Bukan main, saya cukup terhenyak dengan jawabannya yang sangat tegas dan jelas tersebut.
Penjelasannya sangat gamblang, mulai dari sarana jalan raya yang memang telah di “design” dengan baik, sampai dengan persyaratan memperoleh SIM yang pasti tidak melalui proses jalan pintas alias “pungli” dan yang terakhir dan membuat saya tidak habis pikir adalah kesadarannya yang luar biasa untuk menegur orang lain yang ugal-ugalan sebagai refleksi dari tanggung jawab sosial terhadap ketertiban dilingkungannya. Lengkap sudah semua itu tadi yang saat ini tidak kita miliki. Malu sekali saya, akan tetapi mau bilang apa?

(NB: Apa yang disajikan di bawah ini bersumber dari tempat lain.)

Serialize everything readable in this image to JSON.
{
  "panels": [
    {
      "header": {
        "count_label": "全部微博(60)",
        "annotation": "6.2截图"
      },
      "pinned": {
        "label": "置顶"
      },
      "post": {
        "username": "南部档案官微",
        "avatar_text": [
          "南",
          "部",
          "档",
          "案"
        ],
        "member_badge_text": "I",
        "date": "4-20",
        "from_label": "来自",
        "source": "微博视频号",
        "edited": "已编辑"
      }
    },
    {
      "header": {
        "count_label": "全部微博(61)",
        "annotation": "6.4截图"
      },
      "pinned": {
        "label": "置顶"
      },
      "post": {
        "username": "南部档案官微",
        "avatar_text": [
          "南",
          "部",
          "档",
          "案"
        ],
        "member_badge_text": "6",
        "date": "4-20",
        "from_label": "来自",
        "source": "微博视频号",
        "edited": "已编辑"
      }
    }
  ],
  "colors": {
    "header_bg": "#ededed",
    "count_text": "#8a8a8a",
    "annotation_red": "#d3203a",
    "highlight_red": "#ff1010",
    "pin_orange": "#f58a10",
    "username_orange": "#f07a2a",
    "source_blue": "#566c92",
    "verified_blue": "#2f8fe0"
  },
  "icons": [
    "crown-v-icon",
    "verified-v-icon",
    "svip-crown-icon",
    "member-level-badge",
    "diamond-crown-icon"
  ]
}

Kalau kita melihat gambar besar dari warna nya lalulintas kita saat ini, maka pastilah keprihatinan mendalam harus kita renungkan sambil mengelus dada. Saat ini , melihat kesemrawutan lalulintas di jalan raya , maka kita hampir-hampir tidak tahu lagi mana yang benar dan mana yang salah. Tidak tahu lagi mana jalan yang satu arah dan mana yang dua arah, bahkan pada jalan yang separator nya terbuat dari beton. Tidak tahu lagi apakah lampu merah itu tanda untuk berhenti atau pertanda untuk jalan.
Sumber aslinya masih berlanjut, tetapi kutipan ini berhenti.